Conforme enfatizado por Anna Wirz-Justice, vencedora do Daylight Award 2022, a luz do dia é essencial para a saúde e essa exposição à luz sincroniza o ciclo circadiano. Sem esta sincronização diária, podem ocorrer consequências como irritabilidade, flutuações de humor e redução da concentração. A longo prazo, há um aumento do risco de doenças cardiovasculares, câncer, doenças mentais e obesidade. A redução do acesso a esses espaços aumenta esses riscos, pois a exposição à luz do dia é limitada.
As residências que incorporam espaço ao ar livre/verde apresentam efeitos positivos sobre a fisiologia, incluindo maior longevidade e concentração. A essência da 'biofilia', proveniente de nossa necessidade instintiva como humanos de estarmos próximos do mundo natural, é crucial, e se cortarmos esse vínculo através do ambiente construído pode desencadear estresse, rompendo a conexão entre o indivíduo e o mundo natural.
Para vencer essa disparidade, o acesso a esses espaços deve ser priorizado tanto como um método de tornar nossas cidades mais verdes, quanto como uma melhoria no bem-estar físico e mental. Visando as comunidades carentes e aqueles de origens socioeconômicas menos favorecidas para restabelecer o jardim/espaço privado ao ar livre como uma comodidade vital para todos, em vez de um privilégio para os mais afortunados. É importante notar que as soluções para tornar os espaços verdes não são necessariamente simples, já que os benefícios que estes espaços proporcionam são influenciados pelo contexto local, desvantagem social, cultura e demografia dos moradores. Para maximizar o impacto, os espaços verdes podem ser mais vantajosos com a contribuição da comunidade, em áreas de desvantagem social.
A ideia de tornar nossas cidades mais verdes tornou-se algo que se faz apenas para o cumprimento de regras, ignorando os amplos benefícios que o espaço ao ar livre oferece aos moradores. No entanto, à medida que nossas cidades se tornam mais densamente povoadas, surgem novas formas inovadoras de incorporar elementos verdes, incluindo a popularização de jardins verticais, tornando nossas fachadas mais verdes e oferecendo inúmeros benefícios à saúde física e mental.

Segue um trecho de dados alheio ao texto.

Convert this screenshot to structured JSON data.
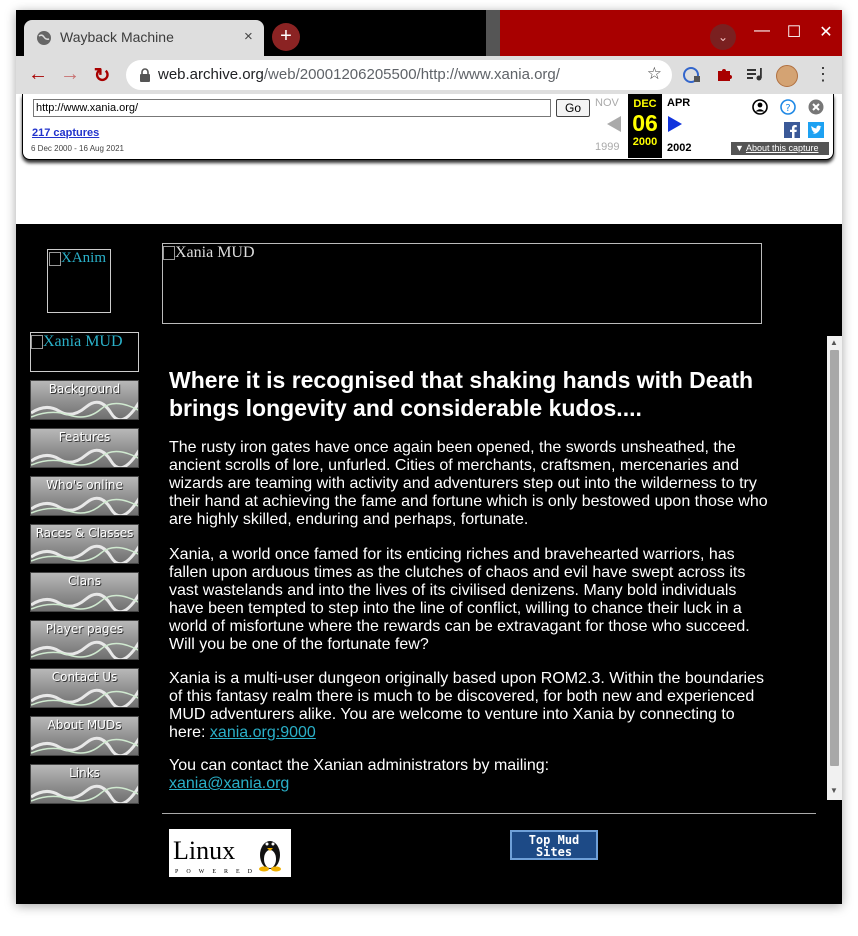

A introdução de elementos de design biofílico também pode amenizar a disparidade. Incorporar plantas de interior e maximizar a luz natural oferece maneiras sutis de oferecer acesso aos benefícios assumidos pelo mundo natural. Ao contrário do jardim privado tradicional, estes podem oferecer uma solução para reduzir o privilégio do jardim, entre outros novos esquemas inovadores.